La conductrice du véhicule percuté, une femme, n’est pas blessée mais se retrouve en état de choc. Les secours, rapidement dépêchés sur place, prennent en charge le député, lui aussi légèrement atteint. Il est transporté en urgence au centre hospitalier de Vesoul.
Refus de dépistage et enquête ouverte : ce que risque le député
À l’hôpital de Vesoul, les médecins établissent que l’état de santé du député est « incompatible avec une mesure de garde à vue ». Antoine Villedieu ne peut être ni placé en cellule ni auditionné dans l’immédiat. Le procureur Arnaud Grécourt précise qu’il « continue à bénéficier de soins » et n’a, à ce stade, toujours pas pu être entendu sur les faits.

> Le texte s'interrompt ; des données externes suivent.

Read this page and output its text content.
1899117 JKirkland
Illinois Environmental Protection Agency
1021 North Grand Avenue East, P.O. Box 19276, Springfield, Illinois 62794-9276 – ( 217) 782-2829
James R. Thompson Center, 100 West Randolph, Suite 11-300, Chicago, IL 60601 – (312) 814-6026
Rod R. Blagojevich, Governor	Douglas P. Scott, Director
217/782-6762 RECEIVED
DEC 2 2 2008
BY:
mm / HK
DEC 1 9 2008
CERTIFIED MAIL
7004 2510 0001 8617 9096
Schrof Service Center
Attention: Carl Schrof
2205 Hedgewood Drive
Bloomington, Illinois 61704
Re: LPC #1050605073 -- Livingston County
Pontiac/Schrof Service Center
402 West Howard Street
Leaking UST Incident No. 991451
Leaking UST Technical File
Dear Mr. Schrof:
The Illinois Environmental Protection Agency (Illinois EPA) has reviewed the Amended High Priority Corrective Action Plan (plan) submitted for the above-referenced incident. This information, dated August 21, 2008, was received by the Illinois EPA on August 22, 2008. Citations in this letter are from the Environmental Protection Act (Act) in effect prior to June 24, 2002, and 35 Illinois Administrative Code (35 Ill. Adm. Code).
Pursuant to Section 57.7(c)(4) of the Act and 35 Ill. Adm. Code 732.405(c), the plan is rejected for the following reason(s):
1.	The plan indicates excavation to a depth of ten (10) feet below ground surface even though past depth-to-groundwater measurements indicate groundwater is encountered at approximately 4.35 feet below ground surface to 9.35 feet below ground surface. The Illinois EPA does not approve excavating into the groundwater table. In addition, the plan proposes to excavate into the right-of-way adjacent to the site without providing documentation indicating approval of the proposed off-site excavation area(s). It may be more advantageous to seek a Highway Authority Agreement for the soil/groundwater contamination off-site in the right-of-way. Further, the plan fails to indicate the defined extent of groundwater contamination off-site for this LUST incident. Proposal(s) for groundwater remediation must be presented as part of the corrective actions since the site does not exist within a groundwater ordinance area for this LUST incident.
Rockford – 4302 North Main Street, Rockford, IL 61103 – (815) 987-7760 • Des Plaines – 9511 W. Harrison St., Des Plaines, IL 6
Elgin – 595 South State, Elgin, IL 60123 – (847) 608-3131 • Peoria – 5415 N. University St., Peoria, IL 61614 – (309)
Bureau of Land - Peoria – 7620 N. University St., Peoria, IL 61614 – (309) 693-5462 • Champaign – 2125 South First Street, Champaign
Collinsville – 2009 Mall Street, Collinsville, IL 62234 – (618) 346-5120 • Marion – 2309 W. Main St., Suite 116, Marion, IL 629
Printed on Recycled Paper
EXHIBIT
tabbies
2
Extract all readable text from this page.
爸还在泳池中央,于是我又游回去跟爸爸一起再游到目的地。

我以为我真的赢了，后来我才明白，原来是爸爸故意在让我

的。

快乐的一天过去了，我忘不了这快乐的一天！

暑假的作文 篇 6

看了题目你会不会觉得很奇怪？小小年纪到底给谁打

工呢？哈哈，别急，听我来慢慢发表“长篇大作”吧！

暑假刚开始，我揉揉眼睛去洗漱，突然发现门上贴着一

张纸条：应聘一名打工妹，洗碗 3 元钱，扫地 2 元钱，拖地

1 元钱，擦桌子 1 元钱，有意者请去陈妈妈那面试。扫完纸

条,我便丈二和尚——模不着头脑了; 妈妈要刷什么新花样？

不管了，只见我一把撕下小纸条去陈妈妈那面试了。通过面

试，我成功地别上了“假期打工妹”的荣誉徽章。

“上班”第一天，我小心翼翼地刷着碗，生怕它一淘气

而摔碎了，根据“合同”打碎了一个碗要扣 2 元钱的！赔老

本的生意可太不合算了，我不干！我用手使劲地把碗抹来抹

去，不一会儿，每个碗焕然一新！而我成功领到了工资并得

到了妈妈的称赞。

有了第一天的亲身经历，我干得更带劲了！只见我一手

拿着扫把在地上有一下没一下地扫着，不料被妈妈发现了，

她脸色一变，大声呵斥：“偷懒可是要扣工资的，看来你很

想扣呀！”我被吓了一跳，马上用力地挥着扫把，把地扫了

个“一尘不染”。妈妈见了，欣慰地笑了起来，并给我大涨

Dans ce contexte, le refus opposé par l’élu aux gendarmes est particulièrement notable. Antoine Villedieu a refusé de se soumettre au dépistage d’alcool comme au dépistage de stupéfiants, rendant impossible toute mesure légale de son taux d’alcoolémie ou d’une éventuelle présence de substances dans son organisme. En droit français, ce refus est assimilé légalement à un aveu d’ivresse.